Yukarıda tarih ve numarası yazılı mahkeme kararının müddeti içinde temyizen tetkiki şikayetçi tarafından istenmesi üzerine bu işle ilgili dosya mahallinden daireye gönderilmiş olup, dava dosyası için Tetkik Hakimi ... tarafından düzenlenen rapor dinlendikten ve dosya içerisindeki tüm belgeler okunup incelendikten sonra işin gereği görüşülüp düşünüldü :
Sair temyiz itirazları yerinde değil ise de;
Yapılan takipte, borçluların ½’şer pay sahibi olduğu taşınmaz haczedilmiş, borçlu ...’e ait ½ pay açık arttırma ile ...’e satılmış, ...’in talebi ile şikayet eden üçüncü kişi ...’e tahliye emri gönderildiği görülmektedir. Şikayetçi ...vekilinin sair nedenler yanında taşınmazın paylı mülkiyete konu olduğu, hisse satışının yapıldığı, alacaklının tek başına tahliye talep edemeyeceği, bunun yanında diğer takip borçlusu ve aynı zamanda taşınmazda 1/2 oranında pay sahibi olan ... ile kira sözleşmesi yapıldığı gerekçeleri ile tahliye emrinin iptali istemiyle icra mahkemesine başvurduğu, mahkemece şikayetin reddine karar verildiği anlaşılmaktadır.
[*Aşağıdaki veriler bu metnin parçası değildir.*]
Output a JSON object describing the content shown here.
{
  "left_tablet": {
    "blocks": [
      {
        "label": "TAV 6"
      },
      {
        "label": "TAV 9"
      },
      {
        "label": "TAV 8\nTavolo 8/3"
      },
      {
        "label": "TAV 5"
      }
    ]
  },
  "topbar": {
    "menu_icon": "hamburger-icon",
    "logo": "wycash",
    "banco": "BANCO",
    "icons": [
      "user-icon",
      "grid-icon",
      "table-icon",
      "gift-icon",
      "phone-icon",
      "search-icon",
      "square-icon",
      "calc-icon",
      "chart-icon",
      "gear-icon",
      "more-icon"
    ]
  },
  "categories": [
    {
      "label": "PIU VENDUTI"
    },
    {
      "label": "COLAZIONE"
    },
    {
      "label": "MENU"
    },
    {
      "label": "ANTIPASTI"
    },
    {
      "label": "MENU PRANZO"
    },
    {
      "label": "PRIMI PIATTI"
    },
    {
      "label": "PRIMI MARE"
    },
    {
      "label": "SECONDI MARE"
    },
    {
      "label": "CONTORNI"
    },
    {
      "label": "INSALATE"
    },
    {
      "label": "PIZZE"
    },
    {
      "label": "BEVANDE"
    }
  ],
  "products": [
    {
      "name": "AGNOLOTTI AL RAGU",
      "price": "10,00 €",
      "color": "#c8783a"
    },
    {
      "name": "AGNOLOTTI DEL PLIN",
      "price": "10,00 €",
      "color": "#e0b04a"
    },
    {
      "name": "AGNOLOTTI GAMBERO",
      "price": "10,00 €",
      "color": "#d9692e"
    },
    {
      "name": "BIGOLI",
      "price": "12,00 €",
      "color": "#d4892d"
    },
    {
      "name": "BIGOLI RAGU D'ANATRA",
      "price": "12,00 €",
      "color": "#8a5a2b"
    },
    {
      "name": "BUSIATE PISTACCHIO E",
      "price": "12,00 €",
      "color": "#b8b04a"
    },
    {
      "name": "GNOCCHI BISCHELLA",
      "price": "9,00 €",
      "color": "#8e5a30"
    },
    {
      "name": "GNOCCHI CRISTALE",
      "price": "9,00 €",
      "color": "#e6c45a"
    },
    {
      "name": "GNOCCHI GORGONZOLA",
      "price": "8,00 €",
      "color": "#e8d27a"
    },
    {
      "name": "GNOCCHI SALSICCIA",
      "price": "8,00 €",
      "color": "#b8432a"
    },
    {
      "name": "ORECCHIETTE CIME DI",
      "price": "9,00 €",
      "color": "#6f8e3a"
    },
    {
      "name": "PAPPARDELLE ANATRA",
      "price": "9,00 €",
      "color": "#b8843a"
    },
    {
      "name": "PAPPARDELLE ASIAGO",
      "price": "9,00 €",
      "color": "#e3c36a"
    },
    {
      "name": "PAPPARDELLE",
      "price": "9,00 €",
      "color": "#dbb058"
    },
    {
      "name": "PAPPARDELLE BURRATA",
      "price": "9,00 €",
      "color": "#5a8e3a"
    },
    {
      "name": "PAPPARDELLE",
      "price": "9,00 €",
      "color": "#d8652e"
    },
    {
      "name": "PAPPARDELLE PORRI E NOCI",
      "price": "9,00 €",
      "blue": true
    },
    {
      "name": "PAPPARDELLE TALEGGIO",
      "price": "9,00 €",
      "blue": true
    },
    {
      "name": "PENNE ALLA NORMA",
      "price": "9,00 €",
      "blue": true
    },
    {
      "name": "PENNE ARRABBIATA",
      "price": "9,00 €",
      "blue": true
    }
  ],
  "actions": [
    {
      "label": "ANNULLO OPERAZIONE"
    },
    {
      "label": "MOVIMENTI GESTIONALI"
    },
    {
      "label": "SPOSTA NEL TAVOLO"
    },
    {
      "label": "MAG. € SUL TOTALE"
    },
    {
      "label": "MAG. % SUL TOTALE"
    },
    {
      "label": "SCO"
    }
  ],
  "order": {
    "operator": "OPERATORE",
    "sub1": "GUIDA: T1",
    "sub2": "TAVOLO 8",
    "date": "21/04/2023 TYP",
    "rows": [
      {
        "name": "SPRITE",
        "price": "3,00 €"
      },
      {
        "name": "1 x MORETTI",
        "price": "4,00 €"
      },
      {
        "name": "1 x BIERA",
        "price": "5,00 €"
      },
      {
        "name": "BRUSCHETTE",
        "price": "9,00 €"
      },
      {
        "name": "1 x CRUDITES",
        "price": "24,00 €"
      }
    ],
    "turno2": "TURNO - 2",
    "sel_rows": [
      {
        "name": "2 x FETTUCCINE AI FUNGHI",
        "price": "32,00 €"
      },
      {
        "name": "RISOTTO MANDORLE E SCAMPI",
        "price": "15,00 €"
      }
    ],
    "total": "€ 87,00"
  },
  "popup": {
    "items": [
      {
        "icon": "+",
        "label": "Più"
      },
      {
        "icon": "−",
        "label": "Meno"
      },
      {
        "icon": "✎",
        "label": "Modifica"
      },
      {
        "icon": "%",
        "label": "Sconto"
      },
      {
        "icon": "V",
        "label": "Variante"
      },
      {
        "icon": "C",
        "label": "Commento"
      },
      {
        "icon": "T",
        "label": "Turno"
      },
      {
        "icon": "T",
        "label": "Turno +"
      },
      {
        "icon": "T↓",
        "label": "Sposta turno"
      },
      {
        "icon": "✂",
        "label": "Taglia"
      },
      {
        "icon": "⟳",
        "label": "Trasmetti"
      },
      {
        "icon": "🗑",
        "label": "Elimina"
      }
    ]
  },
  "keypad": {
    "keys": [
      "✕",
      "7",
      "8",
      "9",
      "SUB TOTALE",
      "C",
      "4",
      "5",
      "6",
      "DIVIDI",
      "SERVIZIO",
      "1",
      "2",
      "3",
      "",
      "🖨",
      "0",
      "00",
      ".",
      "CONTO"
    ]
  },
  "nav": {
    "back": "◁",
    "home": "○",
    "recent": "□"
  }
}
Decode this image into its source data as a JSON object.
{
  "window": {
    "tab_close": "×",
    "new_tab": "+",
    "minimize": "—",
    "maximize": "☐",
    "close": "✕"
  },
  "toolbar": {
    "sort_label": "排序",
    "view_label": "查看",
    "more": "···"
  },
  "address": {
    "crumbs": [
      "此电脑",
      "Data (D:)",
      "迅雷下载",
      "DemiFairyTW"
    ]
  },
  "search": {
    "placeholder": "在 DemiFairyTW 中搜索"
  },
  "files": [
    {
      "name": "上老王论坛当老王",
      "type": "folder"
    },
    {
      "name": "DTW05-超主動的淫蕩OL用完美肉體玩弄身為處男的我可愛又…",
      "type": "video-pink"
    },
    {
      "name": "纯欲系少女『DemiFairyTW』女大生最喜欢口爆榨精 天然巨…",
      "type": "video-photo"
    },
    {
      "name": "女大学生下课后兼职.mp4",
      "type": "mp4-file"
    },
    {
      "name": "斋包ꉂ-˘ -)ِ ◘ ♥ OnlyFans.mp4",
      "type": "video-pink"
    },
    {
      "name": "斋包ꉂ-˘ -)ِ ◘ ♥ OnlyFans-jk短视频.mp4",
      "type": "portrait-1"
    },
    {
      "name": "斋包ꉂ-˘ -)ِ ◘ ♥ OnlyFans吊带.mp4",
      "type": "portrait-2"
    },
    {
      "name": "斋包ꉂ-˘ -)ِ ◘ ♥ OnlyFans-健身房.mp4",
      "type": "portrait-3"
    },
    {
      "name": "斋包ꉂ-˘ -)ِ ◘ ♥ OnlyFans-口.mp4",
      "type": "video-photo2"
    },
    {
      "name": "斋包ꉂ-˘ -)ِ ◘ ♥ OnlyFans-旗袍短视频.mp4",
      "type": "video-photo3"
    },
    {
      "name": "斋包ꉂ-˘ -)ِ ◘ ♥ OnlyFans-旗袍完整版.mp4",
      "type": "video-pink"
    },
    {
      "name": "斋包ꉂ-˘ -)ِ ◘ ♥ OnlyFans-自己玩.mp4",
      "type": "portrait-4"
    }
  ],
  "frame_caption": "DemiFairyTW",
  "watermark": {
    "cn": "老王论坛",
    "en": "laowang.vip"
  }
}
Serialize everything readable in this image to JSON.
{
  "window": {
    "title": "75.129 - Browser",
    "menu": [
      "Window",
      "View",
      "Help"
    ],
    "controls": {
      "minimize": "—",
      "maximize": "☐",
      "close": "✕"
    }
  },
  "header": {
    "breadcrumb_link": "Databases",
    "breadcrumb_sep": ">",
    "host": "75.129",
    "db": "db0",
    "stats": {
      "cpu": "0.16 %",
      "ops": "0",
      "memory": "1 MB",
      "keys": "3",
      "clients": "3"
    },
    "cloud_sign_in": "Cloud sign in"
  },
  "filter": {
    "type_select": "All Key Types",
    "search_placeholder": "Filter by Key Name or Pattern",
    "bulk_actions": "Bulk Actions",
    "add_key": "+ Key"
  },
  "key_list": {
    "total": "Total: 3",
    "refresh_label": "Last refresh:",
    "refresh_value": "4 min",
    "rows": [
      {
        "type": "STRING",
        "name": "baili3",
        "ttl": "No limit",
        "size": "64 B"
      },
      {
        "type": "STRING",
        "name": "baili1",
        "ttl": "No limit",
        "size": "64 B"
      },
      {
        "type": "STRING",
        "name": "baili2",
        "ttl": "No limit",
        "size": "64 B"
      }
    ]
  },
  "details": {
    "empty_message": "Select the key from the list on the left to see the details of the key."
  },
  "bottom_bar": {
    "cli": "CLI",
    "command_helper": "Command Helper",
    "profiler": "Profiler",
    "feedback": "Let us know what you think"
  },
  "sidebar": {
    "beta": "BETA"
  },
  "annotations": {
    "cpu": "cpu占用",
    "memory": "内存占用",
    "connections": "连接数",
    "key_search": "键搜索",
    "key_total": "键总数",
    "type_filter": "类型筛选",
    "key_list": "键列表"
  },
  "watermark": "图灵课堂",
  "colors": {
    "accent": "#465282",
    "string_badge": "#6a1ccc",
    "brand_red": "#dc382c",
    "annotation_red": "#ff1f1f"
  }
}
İİK'nun 135/2.maddesi “taşınmaz borçlu tarafından veya hacizden evvelki bir tarihte yapıldığı resmi bir belge ile belgelenmiş bir akde dayanmayarak başkaları tarafından işgal edilmekte ise on beş gün içinde tahliyesi için borçluya ve işgal edene bir tahliye emri tebliğ edilir. Bu müddet içinde tahliye edilmezse zorla çıkarılıp taşınmaz alıcıya teslim olunur” hükmünü içermektedir.
Anılan hükme göre, ihale edilen taşınmaz bir üçüncü kişi tarafından işgal edilmekte ise "ihalenin kesinleşmesi üzerine" alıcı, satış memurluğundan, üçüncü kişinin taşınmazdan çıkarılmasını isteyebilir.
Diğer taraftan, TMK.’nun 688. maddesine göre; “Paylı mülkiyette birden çok kimse, maddi olarak bölünmüş olmayan bir şeyin tamamına belli paylarla maliktir. Başka türlü belirlenmedikçe, paylar eşit sayılır.
Paydaşlardan her biri kendi payı bakımından malik hak ve yükümlülüklerine sahip olur. Pay devredilebilir, rehnedilebilir ve alacaklılar tarafından haczettirilebilir” hükmü yer almaktadır.
Bahse konu madde hükmüne göre de; paylı mülkiyete konu gayrimenkul payı satışa konu edilebilir ise de, paylı mülkiyette, payın, gayrimenkulün hangi bölümüne isabet ettiği belli olmayıp, yalnızca gayrimenkuldeki hissenin miktarına işaret ettiği tartışmasızdır.
Taşınmazın müşterek mülkiyete konu olması halinde, ihale konusu taşınmazda diğer hissedar ya da onun kiracısının oturduğunun anlaşılması durumunda ihale alıcısı İİK.nun 135. maddesine dayalı olarak icra yoluyla tahliye isteyemez. Ancak Türk Borçlar Kanunu hükümlerine göre mahkemeden tahliye talebinde bulunabilir.
O halde mahkemece, yukarıdaki açıklamalar doğrultusunda şikayetin kabulü ile tahliye emrinin iptaline karar verilmesi gerekirken yazılı gerekçe ile istemin reddi yönünde hüküm tesisi isabetsizdir
SONUÇ : Şikayetçi ...in temyiz itirazlarının kısmen kabulü ile mahkeme kararının yukarıda yazılı nedenlerle İİK'nun 366. ve HUMK’nun 428. maddeleri uyarınca (BOZULMASINA), peşin alınan harcın istek halinde iadesine, ilamın tebliğinden itibaren 10 gün içinde karar düzeltme yolu açık olmak üzere, 21/05/2018 gününde oybirliğiyle karar verildi.